A Japanese concept study has identified the technical and political challenges of using onboard carbon capture and storage to drive down emissions from big ships.
The use of wind-generated electricity and onboard carbon capture could cut emissions dramatically on board a very large crude carrier (VLCC), according to a concept study by Mitsubishi Heavy Industries (MHI). But don’t expect owners to rush to shipyards any time soon.
The Japanese shipyard and engineering group’s CC-Meth (Carbon Capture-Methanation Cycle) project investigated the onboard production of clean methane or methanol fuel by combining hydrogen (generated through electrolysis using electricity from wind turbines) and carbon dioxide removed from the air by carbon capture.
Onboard plant would include a carbon capture and storage unit – comprising four towers for cooling the exhaust, absorbing CO2, treating the exhaust and regenerating the CO2 – as well as liquefaction and storage facilities. For methane fuel, cryogenic tanks would be needed. For methanol, simple hull structure tanks coated with zinc would suffice. Even without cooling, the system configured for methanol would still consume more power because of the greater amount of CO2 that would need to be captured from the exhaust.
There is a catch. According to MHI’s calculations, the system would add more than US$45M to the cost of a conventional VLCC, with the methane fuel system costing around US$15M and the carbon capture and storage plant around US$30M. Even with a carbon tax of around US$200 a tonne (around US$45,000 a day for a VLCC) and with a price of electricity nearly 10 times lower than Japan’s cheapest wind-generated power today, payback would take 20 years.

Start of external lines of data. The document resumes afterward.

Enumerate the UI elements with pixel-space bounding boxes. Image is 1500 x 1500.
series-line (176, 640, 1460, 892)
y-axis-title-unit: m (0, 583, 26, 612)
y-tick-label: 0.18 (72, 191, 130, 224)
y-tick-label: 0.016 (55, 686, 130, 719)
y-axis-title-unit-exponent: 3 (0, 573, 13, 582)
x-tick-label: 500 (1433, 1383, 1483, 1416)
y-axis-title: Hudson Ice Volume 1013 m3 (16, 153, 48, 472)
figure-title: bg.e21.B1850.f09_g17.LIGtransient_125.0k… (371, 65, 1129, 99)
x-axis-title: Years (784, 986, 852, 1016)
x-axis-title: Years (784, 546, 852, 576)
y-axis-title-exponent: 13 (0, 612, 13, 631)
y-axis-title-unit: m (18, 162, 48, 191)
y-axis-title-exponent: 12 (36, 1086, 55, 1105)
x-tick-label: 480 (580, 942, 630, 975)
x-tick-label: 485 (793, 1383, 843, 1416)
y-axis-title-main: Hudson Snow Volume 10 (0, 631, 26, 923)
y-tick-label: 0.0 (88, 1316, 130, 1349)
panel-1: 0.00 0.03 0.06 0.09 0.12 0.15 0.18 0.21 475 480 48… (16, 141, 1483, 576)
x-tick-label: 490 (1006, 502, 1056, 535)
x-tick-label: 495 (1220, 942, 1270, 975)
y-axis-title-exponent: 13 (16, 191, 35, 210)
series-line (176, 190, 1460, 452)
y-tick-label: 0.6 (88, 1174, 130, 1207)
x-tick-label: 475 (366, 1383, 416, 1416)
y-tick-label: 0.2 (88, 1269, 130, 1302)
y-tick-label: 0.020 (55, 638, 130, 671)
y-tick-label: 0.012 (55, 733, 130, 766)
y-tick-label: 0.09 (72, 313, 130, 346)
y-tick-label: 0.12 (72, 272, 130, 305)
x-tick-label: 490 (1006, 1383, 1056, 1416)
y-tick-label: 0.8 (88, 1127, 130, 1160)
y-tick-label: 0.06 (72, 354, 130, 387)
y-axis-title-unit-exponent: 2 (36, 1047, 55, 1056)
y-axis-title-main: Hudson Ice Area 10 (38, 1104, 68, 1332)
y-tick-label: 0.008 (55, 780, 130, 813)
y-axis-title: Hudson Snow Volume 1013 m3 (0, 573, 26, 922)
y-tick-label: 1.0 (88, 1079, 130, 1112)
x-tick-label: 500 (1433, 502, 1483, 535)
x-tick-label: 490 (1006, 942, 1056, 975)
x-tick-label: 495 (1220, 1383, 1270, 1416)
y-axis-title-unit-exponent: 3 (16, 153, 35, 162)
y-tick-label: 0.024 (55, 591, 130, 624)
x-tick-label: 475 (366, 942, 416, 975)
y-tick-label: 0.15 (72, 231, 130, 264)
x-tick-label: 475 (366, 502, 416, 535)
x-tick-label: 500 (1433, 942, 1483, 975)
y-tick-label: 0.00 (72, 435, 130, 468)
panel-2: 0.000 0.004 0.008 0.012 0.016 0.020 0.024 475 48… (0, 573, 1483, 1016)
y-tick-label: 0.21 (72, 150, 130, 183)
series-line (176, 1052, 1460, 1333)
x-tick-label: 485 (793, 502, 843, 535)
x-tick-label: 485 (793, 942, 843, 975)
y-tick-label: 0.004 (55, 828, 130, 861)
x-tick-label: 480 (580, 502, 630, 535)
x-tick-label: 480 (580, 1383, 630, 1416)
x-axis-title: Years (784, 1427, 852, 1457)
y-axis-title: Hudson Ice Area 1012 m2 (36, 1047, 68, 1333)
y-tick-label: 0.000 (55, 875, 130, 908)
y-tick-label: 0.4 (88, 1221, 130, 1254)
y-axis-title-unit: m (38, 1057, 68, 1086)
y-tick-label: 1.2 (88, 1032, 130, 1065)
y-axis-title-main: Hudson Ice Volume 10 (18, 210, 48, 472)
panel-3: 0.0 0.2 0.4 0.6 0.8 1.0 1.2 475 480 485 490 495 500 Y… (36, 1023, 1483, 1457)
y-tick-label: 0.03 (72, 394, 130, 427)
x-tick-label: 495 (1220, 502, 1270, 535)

Return on investment is just one obstacle in a project designed to highlight the challenges – both political and technical – that shipping’s decarbonisation poses for larger vessels. One problem is the size and weight of the carbon capture units. The system envisioned for MHI’s project uses the amine treatment method that has been deployed on land. Each of the four towers is around the size of a scrubber unit, and the weight of the whole system would be over 4,500 tonnes, or nearly 2% of the vessel’s deadweight.
Another stumbling block is the fact that the carbon capture is not totally effective, with a capture rate of around 86%. The technology is expected to improve over time, but initially this configuration will not provide a vessel that offers no carbon emissions. The ship would therefore be partially subject to any carbon tax or other market-based measure imposed.
Despite these considerable hurdles, the production of either methane or methanol fuel by combining hydrogen and onboard carbon capture may be the most feasible route for large vessels such as VLCCs to decarbonise, explains Kazuki Saiki of MHI. Electricity is not feasible for propulsion except on small ships, nuclear power has too many political challenges and direct renewable energy (such as wind or solar energy) is too unreliable.
“We don’t believe this is the only solution, but it is one direction we can take,” says Mr Saiki. “The costs can be reduced dramatically with competition, and I am confident that shipbuilders can overcome the technical challenges of scaling down the carbon capture unit.”
The study also highlights that taking carbon out of big ships requires not only technical answers, and not only shipping. “I think we would also need to ask industries beyond ours to help bear the costs, because shipping may not be able to do this alone,” Mr Saeki concludes. “We need both a political and a technical approach to reducing greenhouse gas emissions.”